Earlier this week, a federal court in Oklahoma found that a former delivery driver for an auto parts store could not succeed on her sexual harassment claim based on a store customer’s conduct.  Paden v. O’Reilly Auto. Stores, Inc., No. 4:2017-cv-00621 (N.D. Okla. Feb. 19, 2019).

Paden began delivering auto parts for O’Reilly in March 2015.  When Paden met Henry, a delivery customer, harassment ensued.  Henry stated, “I can handle seeing that every day” and continued to make similar comments during Paden’s employment, such as “does your husband please you?” and “are you being satisfied at home? Because I’m sure I can do a better job.”  Henry told Paden that he would intentionally forget an item so that he could “watch [her] walk away again.”

In November 2015, Paden asked Henry to stop making inappropriate comments.  Paden also informed her manager, Hackler, about Henry’s “comments daily.”  She did not, however, mention that she was uncomfortable delivering to Henry.  Henry continued his harassing conduct, including by coming to Paden’s store and commenting that she “looked sexy” and that he would leave parts there so that “she could bring them to him later.”
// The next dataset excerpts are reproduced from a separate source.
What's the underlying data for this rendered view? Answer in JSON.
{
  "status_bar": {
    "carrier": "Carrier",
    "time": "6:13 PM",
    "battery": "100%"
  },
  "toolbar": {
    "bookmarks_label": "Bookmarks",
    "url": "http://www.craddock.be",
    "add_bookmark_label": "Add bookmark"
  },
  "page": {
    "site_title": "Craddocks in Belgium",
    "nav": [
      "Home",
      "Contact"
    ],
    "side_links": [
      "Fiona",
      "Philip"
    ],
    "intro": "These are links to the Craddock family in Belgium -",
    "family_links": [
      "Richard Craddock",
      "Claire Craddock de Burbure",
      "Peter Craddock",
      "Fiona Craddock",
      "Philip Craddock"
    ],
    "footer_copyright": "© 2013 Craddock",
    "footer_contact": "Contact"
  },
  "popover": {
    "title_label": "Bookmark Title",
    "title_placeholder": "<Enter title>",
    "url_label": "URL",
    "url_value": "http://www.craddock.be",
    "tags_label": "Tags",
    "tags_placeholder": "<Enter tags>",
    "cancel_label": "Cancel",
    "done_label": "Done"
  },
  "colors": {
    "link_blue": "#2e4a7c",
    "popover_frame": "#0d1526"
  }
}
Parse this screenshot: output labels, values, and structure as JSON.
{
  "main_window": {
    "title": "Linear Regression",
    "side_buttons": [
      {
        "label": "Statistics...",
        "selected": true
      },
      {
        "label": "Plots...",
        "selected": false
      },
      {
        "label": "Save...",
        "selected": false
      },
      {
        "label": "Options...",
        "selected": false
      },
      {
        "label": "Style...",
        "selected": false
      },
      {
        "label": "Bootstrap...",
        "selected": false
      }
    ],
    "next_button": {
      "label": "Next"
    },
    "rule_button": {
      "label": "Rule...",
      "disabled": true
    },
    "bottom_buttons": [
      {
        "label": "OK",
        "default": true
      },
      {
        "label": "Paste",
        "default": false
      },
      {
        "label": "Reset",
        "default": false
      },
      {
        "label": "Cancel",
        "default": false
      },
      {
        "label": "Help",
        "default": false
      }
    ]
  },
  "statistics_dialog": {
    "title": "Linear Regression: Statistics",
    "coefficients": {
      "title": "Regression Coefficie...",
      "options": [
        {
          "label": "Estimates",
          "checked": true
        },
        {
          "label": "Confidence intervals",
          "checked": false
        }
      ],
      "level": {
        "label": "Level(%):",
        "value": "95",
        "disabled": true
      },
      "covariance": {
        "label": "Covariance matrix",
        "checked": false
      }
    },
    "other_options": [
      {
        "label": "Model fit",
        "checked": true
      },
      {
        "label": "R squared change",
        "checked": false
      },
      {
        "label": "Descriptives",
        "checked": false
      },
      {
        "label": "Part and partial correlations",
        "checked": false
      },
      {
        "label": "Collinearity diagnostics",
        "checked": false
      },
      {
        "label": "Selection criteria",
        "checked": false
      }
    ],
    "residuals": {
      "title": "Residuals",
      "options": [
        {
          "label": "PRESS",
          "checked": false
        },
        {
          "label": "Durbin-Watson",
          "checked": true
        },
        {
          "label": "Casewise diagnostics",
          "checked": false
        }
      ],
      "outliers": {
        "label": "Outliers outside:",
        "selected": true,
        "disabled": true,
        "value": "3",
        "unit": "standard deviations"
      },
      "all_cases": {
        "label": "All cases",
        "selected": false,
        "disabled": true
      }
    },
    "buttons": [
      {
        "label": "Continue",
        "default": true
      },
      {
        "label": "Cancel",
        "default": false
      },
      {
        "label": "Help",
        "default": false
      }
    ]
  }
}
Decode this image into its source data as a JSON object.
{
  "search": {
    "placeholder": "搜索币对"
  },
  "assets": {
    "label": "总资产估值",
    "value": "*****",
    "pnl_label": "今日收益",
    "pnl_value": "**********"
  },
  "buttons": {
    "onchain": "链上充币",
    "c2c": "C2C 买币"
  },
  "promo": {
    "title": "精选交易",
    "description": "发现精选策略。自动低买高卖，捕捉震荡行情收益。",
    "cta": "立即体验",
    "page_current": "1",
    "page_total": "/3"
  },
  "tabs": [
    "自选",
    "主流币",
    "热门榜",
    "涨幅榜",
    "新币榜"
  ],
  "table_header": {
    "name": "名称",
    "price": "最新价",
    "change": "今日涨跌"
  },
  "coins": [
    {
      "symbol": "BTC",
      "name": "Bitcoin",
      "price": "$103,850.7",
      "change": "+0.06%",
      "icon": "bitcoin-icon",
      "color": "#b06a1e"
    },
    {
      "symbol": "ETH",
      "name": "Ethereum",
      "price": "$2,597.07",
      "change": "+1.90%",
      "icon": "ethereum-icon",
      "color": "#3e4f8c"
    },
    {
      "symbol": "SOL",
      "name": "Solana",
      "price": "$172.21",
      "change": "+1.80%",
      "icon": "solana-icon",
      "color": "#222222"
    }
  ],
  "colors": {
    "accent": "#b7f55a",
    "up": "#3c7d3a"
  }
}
In February 2016, Henry approached Paden from behind and grabbed her inner thigh.  Paden reported the incident to Hackler, another store manager, and the district manager.  The managers investigated and concluded that Paden should be transferred to another store.  Paden instead resigned, citing the increased commute time as too problematic for her.  She sued O’Reilly for sexual harassment and other claims.

Under Title VII, employers are liable for workplace harassment committed by non-employees over whom employers have control, such as a customer on an employer’s premises.  The court here first found that Paden did not adequately inform O’Reilly of Henry’s sexual harassment until February 2016, despite her earlier complaints to coworkers that Henry was harassing her and the “vague” statement to Hackler that Henry made “comments daily.”  The court was satisfied that O’Reilly undertook a timely investigation of Paden’s complaint.  It also found that the proposed transfer, which Paden rejected, was an appropriate response to Paden’s sexual harassment report because it would have removed her from contact with Henry.

While a win for the employer here, Paden’s case nonetheless demonstrates the sensitivity with which employers must treat all reports of workplace sexual harassment.  It is an important reminder that the obligation to investigate and remedy workplace harassment extends to an employer’s customers and clients.